Hace casi quince años la dirección de la Inteligencia Central de Estados Unidos, dependiente de la Casa Blanca, publicó un informe sobre tendencias globales para el entonces lejano año 2015 (el informe puede leerse aquí). Los expertos estuvieron muy acertados en las predicciones. Preveían, por ejemplo, tensiones migratorias crecientes en la frontera con México, problemas demográficos en Oriente Medio que devendrían en descontento social y extremismo religioso, el surgimiento de China como gigante económico o continuos ciberataques que podrían al mundo entero en jaque. Para otras cosas no atinaron, pero, claro, ¿quién iba a imaginar algo tan inimaginable como el 11-S tan solo un día antes?
Quince años no es demasiado tiempo. Con buena información, sentido común y conocimientos de historia pueden hacerse pronósticos bastante fiables para 2030 e incluso para 2050. Muchos de los eventos actuales no son más que parte de tendencias globales que se desarrollan durante años. Simplemente hay que detectarlas y a partir de ahí seguirles el curso. Hay, de hecho, gente que se dedica a eso y cobra por ello. Bastante bien, por cierto.
Llegados a este punto cabría preguntarse lo siguiente: ¿hace tres lustros hubiésemos visto con claridad la España actual, que, aunque comenzó el siglo con una euforia desmedida, ahora se encuentra presa de la frustración y el desánimo?Probablemente no… o quizá sí, pero sólo si el augur se hubiese preocupado de mirar por debajo de la siempre finísima epidermis de las vacas gordas.
Ninguno de los males que afligen a la patria es nuevo.

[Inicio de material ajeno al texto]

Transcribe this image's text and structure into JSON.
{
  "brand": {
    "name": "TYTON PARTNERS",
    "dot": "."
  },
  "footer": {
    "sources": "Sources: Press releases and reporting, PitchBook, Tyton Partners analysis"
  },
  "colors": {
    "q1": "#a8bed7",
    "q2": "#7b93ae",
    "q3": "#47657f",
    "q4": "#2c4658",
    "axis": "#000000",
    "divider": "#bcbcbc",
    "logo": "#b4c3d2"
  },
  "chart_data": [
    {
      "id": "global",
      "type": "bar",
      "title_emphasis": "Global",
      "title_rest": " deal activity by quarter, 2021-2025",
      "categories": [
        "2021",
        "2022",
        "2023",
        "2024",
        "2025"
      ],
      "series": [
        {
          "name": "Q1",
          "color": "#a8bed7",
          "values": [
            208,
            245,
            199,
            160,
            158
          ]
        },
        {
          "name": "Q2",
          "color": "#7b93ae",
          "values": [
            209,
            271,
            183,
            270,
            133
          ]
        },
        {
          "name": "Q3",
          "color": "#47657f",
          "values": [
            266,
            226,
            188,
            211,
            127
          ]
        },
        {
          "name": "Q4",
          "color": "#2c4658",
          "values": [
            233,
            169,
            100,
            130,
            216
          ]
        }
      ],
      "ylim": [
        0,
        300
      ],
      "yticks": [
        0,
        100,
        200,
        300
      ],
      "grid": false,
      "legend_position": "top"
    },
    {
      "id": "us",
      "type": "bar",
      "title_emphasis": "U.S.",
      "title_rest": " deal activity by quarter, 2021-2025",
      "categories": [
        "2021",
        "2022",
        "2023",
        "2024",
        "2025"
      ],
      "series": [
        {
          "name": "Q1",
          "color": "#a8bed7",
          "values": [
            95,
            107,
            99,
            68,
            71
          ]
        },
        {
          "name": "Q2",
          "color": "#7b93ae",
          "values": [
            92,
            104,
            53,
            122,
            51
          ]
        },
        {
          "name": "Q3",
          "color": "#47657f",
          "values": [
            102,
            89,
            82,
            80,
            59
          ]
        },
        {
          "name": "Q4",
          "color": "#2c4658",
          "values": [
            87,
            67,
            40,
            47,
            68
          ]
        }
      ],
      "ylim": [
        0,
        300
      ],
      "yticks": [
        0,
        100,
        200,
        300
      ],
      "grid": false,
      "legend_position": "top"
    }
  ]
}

Ninguno. La crisis económica, sin irnos muy lejos, se larvó precisamente durante esos años de lujo y fantasía en los que el crédito fácil y las recaudaciones fiscales extraordinarias inflaron varias burbujas que son en primera y última instancia las causantes de nuestras calamidades de hoy. Fue en el año 2001 cuando al gobernador del BCE le dio por bajar los tipos de interés hasta niveles ridículamente bajos. De aquellos polvos, esas promociones en la costa y aquellas urbanizaciones en el extrarradio, esos créditos consumo sin garantías y aquellos préstamos ruinosos a empresas con ideas todavía más ruinosas.
El crecimiento desmesurado del Leviatán estatal en sus distintos escalones administrativos también procede de la misma época. El Gobierno central, los autonómicos y las corporaciones locales dispararon el gasto al calorcito de la expansión crediticia y la sensación de sempiterna bonanza. No nos engañemos, la España de aquel entonces era lo más parecido al país de nunca jamás, tal vez por eso la guerra de Irak o el calentamiento global dieron tanto que hablar. En estos momentos con la que está cayendo asuntillos tan banales seguramente los hubiésemos ignorado.
Los excesos crediticios e inmobiliarios se han ido digiriendo mediante un ajuste de caballo que ha puesto a seis millones de personas en la calle, al tiempo que ha consumido la carrera profesional de una generación de españoles y las esperanzas de encontrar un empleo de otra. En cambio, los excesos en los que hocicaba –y sigue hocicando– el politiquerío y su recrecida cohorte funcionarial se han dado por buenos e inevitables. El futuro era este, convendría un fino observador desde el pasado. El futuro era que una menguante minoría pagase los impuestos de Alemania del este para mantener a una mayoría que no hace sino acrecentarse. Desconozco hasta donde aguantará la cuerda sin romperse. Lo que sí sé es que todo apunta a que lo que tenemos nos parece poco. Queremos más, más políticos, más funcionarios, más Gobierno, más Estado, más miseria, más atraso. Que no se diga en 2030 que no lo hemos visto venir.